Recently, Chacar contributed to an April 15 report that appeared to link the recent Hamas-ordered violence at the Temple Mount to Israel’s policy of demolishing the homes of terrorists who have perpetrated attacks, in addition to a completely incongruous reference to the granting of “building permits to Jewish settlers.”

The riots on the Temple Mount, incited by Hamas, were not held to protest house demolitions by the IDF – that is, demolitions of the family houses of terrorist murderers, a measure that has long been used by the IDF to discourage other, would-be, terrorists. House demolitions were not even mentioned by the rioters; their concern was only the supposed “threat” of the Zionists taking over Al-Aqsa; it was that fear that prompted the riots in mid-April. The Temple Mount clashes were first of all the result of the desire to make sure that the world, now focused on Ukraine, would not forget the Palestinians, and second, those clashes were prompted by Hamas, and designed to show that terror group as the “protector of Al-Aqsa,” while depicting its rival the PA as impotent in defending Al-Aqsa from the hated Israelis.

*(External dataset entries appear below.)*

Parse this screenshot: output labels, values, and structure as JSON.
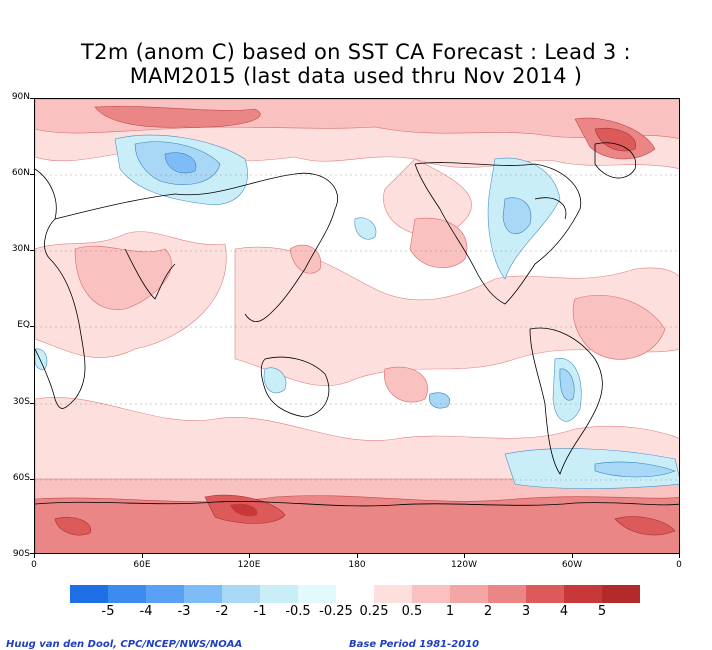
{
  "title_line1": "T2m (anom C) based on SST CA Forecast : Lead 3 :",
  "title_line2": "MAM2015 (last data used thru Nov 2014 )",
  "lat_labels": [
    "90N",
    "60N",
    "30N",
    "EQ",
    "30S",
    "60S",
    "90S"
  ],
  "lon_labels": [
    "0",
    "60E",
    "120E",
    "180",
    "120W",
    "60W",
    "0"
  ],
  "colorbar": {
    "labels": [
      "-5",
      "-4",
      "-3",
      "-2",
      "-1",
      "-0.5",
      "-0.25",
      "0.25",
      "0.5",
      "1",
      "2",
      "3",
      "4",
      "5"
    ],
    "colors": [
      "#1e6fe6",
      "#3c8cf0",
      "#5aa0f5",
      "#7dbcf7",
      "#a8d8f6",
      "#c9eef8",
      "#e2fafc",
      "#ffffff",
      "#fde0de",
      "#f9c2c0",
      "#f4a6a4",
      "#ea8686",
      "#dc5a5a",
      "#c83838",
      "#b22a2a"
    ]
  },
  "credit_left": "Huug van den Dool, CPC/NCEP/NWS/NOAA",
  "credit_right": "Base Period 1981-2010"
}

Such references in a piece that is ostensibly about the recent clashes in Jerusalem tacitly justify the actions of armed rioters who enter a place of worship with the intent of causing bloodshed and mayhem. And given its recent hire, we can also continue to expect more of the same for The New York Times.

Given its dismal record of biased reporting on Israel and the Palestinians, it would be pleasant to report that the New York Times had now decided to hire someone who might report the truth about the Palestinian war on Israel, about Israel’s attempts to defend its citizens from attack, and about the Israeli effort to protect the Temple Mount itself from those Arab rioters who would “desecrate” the holiest site in Judaism, as well as “desecrate” the Al-Aqsa mosque – the third holiest site in Islam — by using the mosque as both a storehouse of weapons and a staging area for rioters, with mayhem and murder on their minds, who were throwing rocks and explosives from inside the mosque at Israeli police .

But there has been no change at The New York Times in its coverage of Israel and the Palestinians. The execrable Patrick Kingsley is still the senior reporter covering Israel and the Palestinians as head of the Times office in Jerusalem. Among his other follies, he provided a sympathetic treatment in the paper to Refaat Alareer, a professor in Gaza whose carefully staged poetry class fooled Kingsley into thinking Alareer was a true moderate seeking an accommodation with Israelis. Kingsley reported that Alareer praised the poem “Jerusalem” by the Israeli poet Yehuda Amichai to his class. He was impressed. But he might have been less impressed had he done any research on Alareer. Had he done so, he would have discovered that in 2019 Alareer tore that very poem apart – the one he had pretended to admire for the credulous Kingsley’s report on the class –describing it as “horrible” and “dangerous.” The teacher of poetry turns out to be the very opposite of the “exponent of tolerance” Kingsley described. Alareer was putting on an act, with his praise of Amichai, and the credulous Times reporter let himself be fooled.

Don’t’ expect any change in the New York Times coverage of Israel and the Palestinians. Not with Patrick Kingsley continuing as the head of the Jerusalem bureau, ably abetted by two recent hires, both well-versed in Israel-bashing: Raha Abdulrahim, and Hiba Yazbek. HonestReporting.com and similar sites will just have to keep sweeping back the tide of Times misinformation. And some of that “honest reporting,” we can allow ourselves to believe, will ultimately stick.